A game with great potential hamstrung by a few bone-headed design decisions. Glorious visuals, heat visibly radiating off the savanna, and I really liked how it committed itself to maintaining a complete first-person perspective - something Bethesda could take a few pointers from (instead of copping out and switching to third-person for certain animations.) Leaping from the backseat to the front, digging bullets out of your forearm with a pair of pliers, even glancing at the map in your lap, all of these actions nicely enhanced the sensation that you're actually there, being slowly eaten alive by malaria.

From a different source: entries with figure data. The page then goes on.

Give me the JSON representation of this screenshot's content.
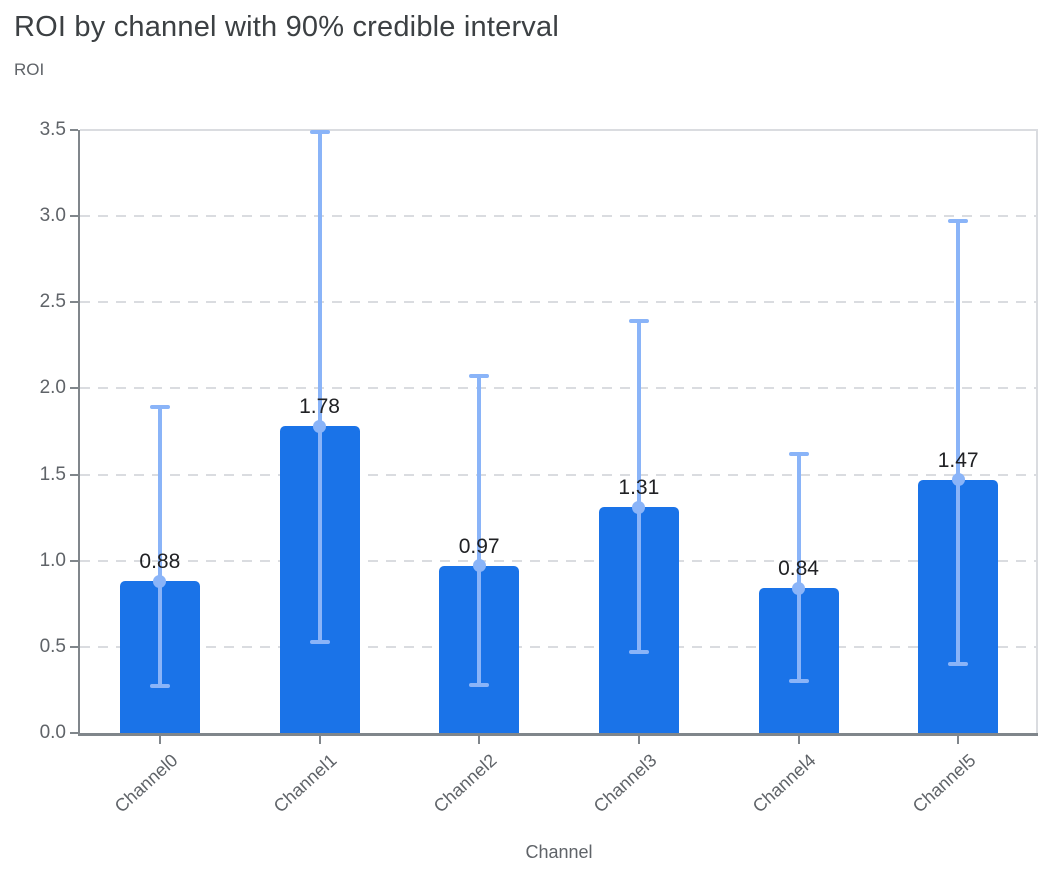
{
  "header": {
    "title": "ROI by channel with 90% credible interval"
  },
  "colors": {
    "bar": "#1a73e8",
    "error_bar": "#8ab4f8",
    "grid": "#dadce0",
    "axis": "#80868b",
    "title_text": "#3c4043",
    "tick_text": "#5f6368",
    "value_text": "#202124"
  },
  "chart_data": {
    "type": "bar",
    "title": "ROI by channel with 90% credible interval",
    "xlabel": "Channel",
    "ylabel": "ROI",
    "categories": [
      "Channel0",
      "Channel1",
      "Channel2",
      "Channel3",
      "Channel4",
      "Channel5"
    ],
    "values": [
      0.88,
      1.78,
      0.97,
      1.31,
      0.84,
      1.47
    ],
    "value_labels": [
      "0.88",
      "1.78",
      "0.97",
      "1.31",
      "0.84",
      "1.47"
    ],
    "error_low": [
      0.27,
      0.53,
      0.28,
      0.47,
      0.3,
      0.4
    ],
    "error_high": [
      1.89,
      3.49,
      2.07,
      2.39,
      1.62,
      2.97
    ],
    "ylim": [
      0,
      3.5
    ],
    "yticks": [
      "0.0",
      "0.5",
      "1.0",
      "1.5",
      "2.0",
      "2.5",
      "3.0",
      "3.5"
    ],
    "grid": true,
    "legend": "none",
    "error_bar_meaning": "90% credible interval"
  }
}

Unfortunately, that was the problem: they saddled you with that ridiculous, game-halting disease, forcing you to go on wild goose chases instead of doing what you wanted. And the checkpoints, with those crazy, mind-reading patrol drivers... I swear the roar of their engines sounded like some bloodlusted animal as they burst through the brush straight at your hidden position (nice cheating AI.) With them respawning as quickly as they did, I usually ended up just taking the bus to get across the map. All that great scenery, and I'm taking a bus because it's less tedious! What a game...
The fire effects were damn cool, however. Could've maybe lasted a bit longer, but watching it spread from grass to tree to house to oh god it's coming for me was quite mesmerising. Aside from the combat though, there's nothing to do. Empty towns with identical factions giving identical missions - I don't know if that was a subtle bit of political commentary, or just lazy design. What was the villain after? What's my motivation here? Whatever the case, when I got to the second half of the game and realised it was just going to be a complete rehash of the first half, I turned it off and never went back.
Over-rated, under-rated... These are terms people use when they feel they've been had. Perhaps it would be simply wiser to put less stock in the opinion of people you've never even met in the first place?